Consumer Watchdog Warns Against Elder Financial Abuse

Consumer Watchdog Warns Against Elder Financial Abuse

The Consumer Financial Protection Bureau (CFPB) is urging financial institutions to report any suspicions they may have about financial exploitation of elderly people, the organization said in a release. 

The CFPB is asking that financial institutions file Suspicious Activity Reports (SARs) with the government when they think elder financial exploitation (EFE) is happening.

“The (CFPB) is renewing its efforts to alert banks and credit unions to elder financial exploitation as they are uniquely positioned to detect that an older account holder has been targeted or victimized, and to take action,” said Consumer Financial Protection Bureau Director Kathleen L. Kraninger. “The [CFPB] stands ready to work with federal, state and local authorities and financial institutions to protect older adults from abusive financial practices that rob them of their financial security.”

The CFPB also released a report that showed how important it was to tell authorities about EFE. The report was based on a query of 180,000 EFE SARs which were filed from 2013 to 2017. 

The report showed that EFE is something that happens often and is destructive to the parties involved on the victim side. The average loss for adults over the age of 70 is $41,800, and about 7 percent of those in that age group lose more than $100,000. 

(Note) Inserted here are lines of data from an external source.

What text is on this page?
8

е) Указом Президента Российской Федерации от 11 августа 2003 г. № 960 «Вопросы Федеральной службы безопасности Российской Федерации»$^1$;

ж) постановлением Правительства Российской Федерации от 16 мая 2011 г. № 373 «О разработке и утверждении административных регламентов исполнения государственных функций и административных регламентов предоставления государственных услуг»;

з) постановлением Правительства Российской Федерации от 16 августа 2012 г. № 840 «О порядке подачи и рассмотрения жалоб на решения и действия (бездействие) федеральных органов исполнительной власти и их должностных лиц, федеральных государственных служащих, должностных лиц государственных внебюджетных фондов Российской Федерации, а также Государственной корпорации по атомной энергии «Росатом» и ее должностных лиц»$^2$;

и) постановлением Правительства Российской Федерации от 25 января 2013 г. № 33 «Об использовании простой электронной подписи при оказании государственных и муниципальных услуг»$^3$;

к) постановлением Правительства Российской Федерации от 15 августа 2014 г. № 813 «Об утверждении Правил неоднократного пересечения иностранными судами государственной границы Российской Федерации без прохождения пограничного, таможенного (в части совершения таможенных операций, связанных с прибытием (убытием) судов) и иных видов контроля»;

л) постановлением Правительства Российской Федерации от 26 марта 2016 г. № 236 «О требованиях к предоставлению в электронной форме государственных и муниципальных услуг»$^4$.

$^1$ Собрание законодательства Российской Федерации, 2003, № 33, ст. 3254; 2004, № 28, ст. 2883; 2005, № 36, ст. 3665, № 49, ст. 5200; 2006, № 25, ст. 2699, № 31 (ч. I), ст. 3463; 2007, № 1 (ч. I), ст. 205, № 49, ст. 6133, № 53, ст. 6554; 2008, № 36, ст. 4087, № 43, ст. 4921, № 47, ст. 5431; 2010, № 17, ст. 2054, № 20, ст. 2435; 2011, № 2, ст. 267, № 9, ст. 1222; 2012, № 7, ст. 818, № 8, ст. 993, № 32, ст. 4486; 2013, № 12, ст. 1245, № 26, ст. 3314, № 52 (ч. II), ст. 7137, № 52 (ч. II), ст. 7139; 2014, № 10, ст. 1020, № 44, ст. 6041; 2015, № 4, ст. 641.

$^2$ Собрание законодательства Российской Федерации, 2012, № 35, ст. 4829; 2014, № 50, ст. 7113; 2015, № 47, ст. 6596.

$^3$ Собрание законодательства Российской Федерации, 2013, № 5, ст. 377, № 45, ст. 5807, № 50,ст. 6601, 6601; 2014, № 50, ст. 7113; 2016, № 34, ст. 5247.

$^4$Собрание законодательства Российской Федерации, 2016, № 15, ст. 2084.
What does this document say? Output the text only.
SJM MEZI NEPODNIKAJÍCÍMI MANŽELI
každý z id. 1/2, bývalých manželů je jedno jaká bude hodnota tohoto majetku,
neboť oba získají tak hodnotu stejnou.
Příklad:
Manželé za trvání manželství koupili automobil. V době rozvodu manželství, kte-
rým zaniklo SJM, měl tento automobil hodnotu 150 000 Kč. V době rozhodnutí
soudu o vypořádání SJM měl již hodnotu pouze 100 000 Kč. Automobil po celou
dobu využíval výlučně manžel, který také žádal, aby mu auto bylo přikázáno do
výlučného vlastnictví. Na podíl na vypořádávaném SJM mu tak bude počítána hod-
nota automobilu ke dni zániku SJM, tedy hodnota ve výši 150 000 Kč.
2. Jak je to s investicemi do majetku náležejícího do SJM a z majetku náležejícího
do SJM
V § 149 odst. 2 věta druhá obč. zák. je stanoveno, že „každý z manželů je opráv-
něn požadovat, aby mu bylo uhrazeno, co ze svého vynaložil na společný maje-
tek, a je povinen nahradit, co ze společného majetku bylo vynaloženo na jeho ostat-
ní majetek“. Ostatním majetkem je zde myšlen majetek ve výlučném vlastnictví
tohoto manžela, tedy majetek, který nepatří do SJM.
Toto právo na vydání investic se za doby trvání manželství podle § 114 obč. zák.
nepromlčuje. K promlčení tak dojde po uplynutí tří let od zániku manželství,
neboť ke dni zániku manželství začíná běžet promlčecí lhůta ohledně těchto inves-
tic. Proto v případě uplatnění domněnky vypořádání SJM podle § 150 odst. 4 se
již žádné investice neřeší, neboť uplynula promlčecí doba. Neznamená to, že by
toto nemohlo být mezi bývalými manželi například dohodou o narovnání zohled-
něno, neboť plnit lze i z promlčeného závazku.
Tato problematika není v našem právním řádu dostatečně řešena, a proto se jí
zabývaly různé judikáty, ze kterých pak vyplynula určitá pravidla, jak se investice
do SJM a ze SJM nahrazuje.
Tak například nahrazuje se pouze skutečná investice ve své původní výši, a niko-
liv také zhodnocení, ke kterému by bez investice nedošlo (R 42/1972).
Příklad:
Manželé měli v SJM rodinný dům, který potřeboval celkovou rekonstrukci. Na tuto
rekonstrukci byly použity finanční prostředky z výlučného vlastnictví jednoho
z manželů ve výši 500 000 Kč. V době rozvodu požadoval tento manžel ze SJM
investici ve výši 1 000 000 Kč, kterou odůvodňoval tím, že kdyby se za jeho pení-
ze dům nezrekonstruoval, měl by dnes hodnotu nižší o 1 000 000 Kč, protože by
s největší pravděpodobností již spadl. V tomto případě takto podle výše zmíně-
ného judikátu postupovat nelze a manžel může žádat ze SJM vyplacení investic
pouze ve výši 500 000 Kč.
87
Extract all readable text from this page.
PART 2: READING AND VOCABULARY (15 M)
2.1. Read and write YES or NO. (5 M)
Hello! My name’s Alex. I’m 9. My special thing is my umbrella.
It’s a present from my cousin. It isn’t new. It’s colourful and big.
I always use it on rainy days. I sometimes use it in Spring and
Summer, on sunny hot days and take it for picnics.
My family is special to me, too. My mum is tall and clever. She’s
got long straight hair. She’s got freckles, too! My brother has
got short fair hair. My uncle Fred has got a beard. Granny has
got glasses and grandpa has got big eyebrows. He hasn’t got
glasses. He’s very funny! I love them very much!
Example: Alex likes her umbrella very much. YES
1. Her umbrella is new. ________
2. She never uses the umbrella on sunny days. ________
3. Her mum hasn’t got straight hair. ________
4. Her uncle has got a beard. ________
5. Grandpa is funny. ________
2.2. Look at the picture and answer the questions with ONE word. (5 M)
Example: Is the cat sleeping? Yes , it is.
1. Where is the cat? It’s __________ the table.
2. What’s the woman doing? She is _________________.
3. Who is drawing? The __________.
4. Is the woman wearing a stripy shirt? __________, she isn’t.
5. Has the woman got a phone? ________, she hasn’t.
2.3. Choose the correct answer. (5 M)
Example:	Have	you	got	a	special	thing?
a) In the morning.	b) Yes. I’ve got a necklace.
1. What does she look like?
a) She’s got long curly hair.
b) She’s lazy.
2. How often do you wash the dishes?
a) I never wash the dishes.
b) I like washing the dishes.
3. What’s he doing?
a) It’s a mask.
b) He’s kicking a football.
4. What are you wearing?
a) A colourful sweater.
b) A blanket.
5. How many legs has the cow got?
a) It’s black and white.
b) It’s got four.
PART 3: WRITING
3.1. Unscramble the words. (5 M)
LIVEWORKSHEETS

The report also showed that less than one-third of EFE SARs were reported to either Adult Protective Services or law enforcement.

As of April this year, 26 states and the District of Columbia make it mandatory to report suspected EFE by either financial institutions or by specified financial professionals. 

“Timely reporting of suspected EFE remains critically important and can lead to effective responses and limitation of losses,” the report said. “The CFPB’s research underscores the prevalence of EFE and the devastating financial harm that it is causing nationwide. Legislative trends suggest that policymakers are seeking ways to increase and enhance reporting of suspected EFE to government entities that can help victims or take action against perpetrators.”